An Australian amateur astronomer has made a startling discovery, locating a faraway planet with the potential to house interstellar life, it was announced Thursday.
TG Tan discovered the planet, now called "LHS 1140b," using a store bought telescope from his backyard in the Western Australia suburb of Mount Claremont.
He told local media he first discovered his love for astronomy as a child.
"I've been interested in the night sky since I watched the Apollo 11 moon landing as a kid," Tan said.
The new world is one of the best possible chances for scientists to discover life, and Dr. Stuart Ryder, head of international telescopes support at the Australian Astronomical Observatory, said on Thursday, that this process can be quite arduous.

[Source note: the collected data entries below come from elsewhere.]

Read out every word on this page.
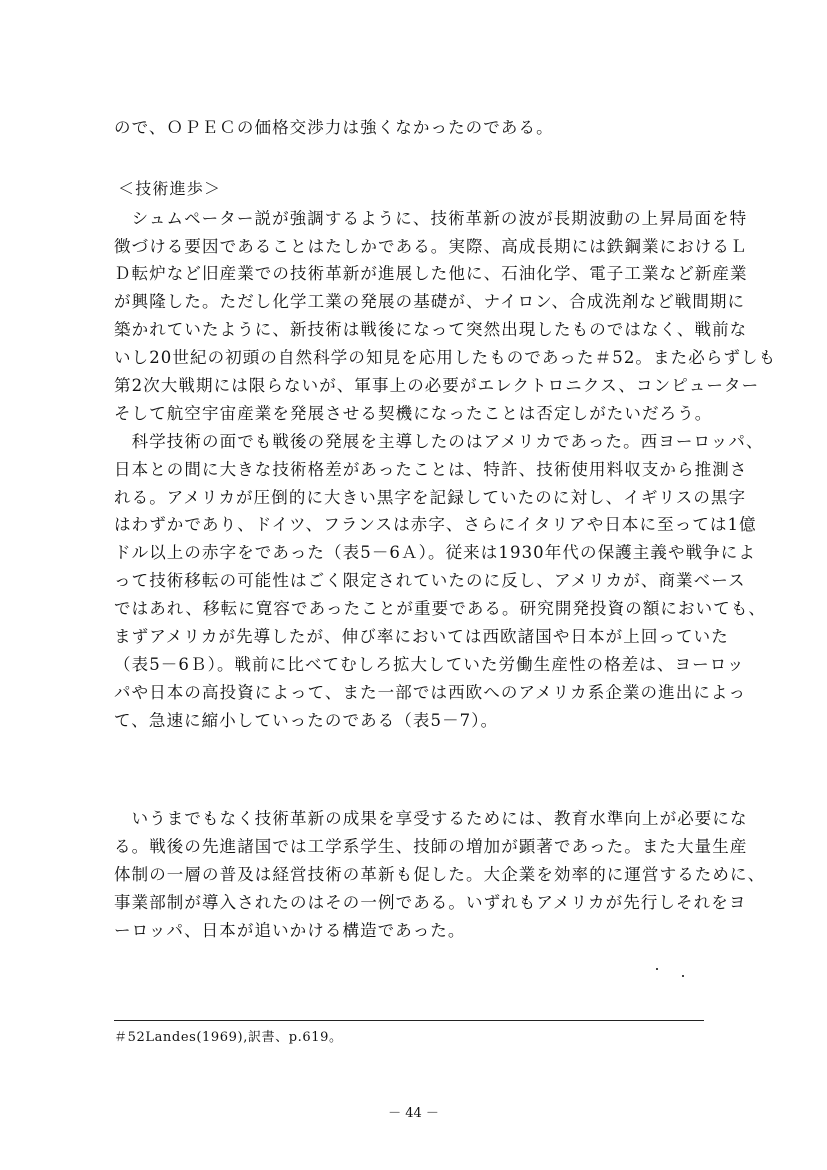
ので、ＯＰＥＣの価格交渉力は強くなかったのである。
＜技術進歩＞
　シュムペーター説が強調するように、技術革新の波が長期波動の上昇局面を特
徴づける要因であることはたしかである。実際、高成長期には鉄鋼業におけるＬ
Ｄ転炉など旧産業での技術革新が進展した他に、石油化学、電子工業など新産業
が興隆した。ただし化学工業の発展の基礎が、ナイロン、合成洗剤など戦間期に
築かれていたように、新技術は戦後になって突然出現したものではなく、戦前な
いし20世紀の初頭の自然科学の知見を応用したものであった＃52。また必らずしも
第2次大戦期には限らないが、軍事上の必要がエレクトロニクス、コンピューター
そして航空宇宙産業を発展させる契機になったことは否定しがたいだろう。
　科学技術の面でも戦後の発展を主導したのはアメリカであった。西ヨーロッパ、
日本との間に大きな技術格差があったことは、特許、技術使用料収支から推測さ
れる。アメリカが圧倒的に大きい黒字を記録していたのに対し、イギリスの黒字
はわずかであり、ドイツ、フランスは赤字、さらにイタリアや日本に至っては1億
ドル以上の赤字をであった（表5－6Ａ）。従来は1930年代の保護主義や戦争によ
って技術移転の可能性はごく限定されていたのに反し、アメリカが、商業ベース
ではあれ、移転に寛容であったことが重要である。研究開発投資の額においても、
まずアメリカが先導したが、伸び率においては西欧諸国や日本が上回っていた
（表5－6Ｂ）。戦前に比べてむしろ拡大していた労働生産性の格差は、ヨーロッ
パや日本の高投資によって、また一部では西欧へのアメリカ系企業の進出によっ
て、急速に縮小していったのである（表5－7）。
　いうまでもなく技術革新の成果を享受するためには、教育水準向上が必要にな
る。戦後の先進諸国では工学系学生、技師の増加が顕著であった。また大量生産
体制の一層の普及は経営技術の革新も促した。大企業を効率的に運営するために、
事業部制が導入されたのはその一例である。いずれもアメリカが先行しそれをヨ
ーロッパ、日本が追いかける構造であった。
＃52Landes(1969),訳書、p.619。
－ 44 －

The technique used by scientists to discover if a distant planet has the required conditions to support life is called "transmission spectroscopy," which Ryder said involves waiting until the planet passes in front of its star, and then splitting its light into a "rainbow of colours."
"In that spectrum, we can see telltale absorption bands due to molecules in the planet's atmosphere, if it has any," Ryder said.
Scientists must then wait until the planet passes the star a few hours, or even days later, until the planet is on the other side of the star; and then take more readings to determine the difference in the readings which should show if the planet does indeed have an atmosphere.
"It has to be substantial enough to be able to distinguish it from the fact that the star itself has very hot gasses around it, it is a very challenging observation to make from the ground," Ryder said.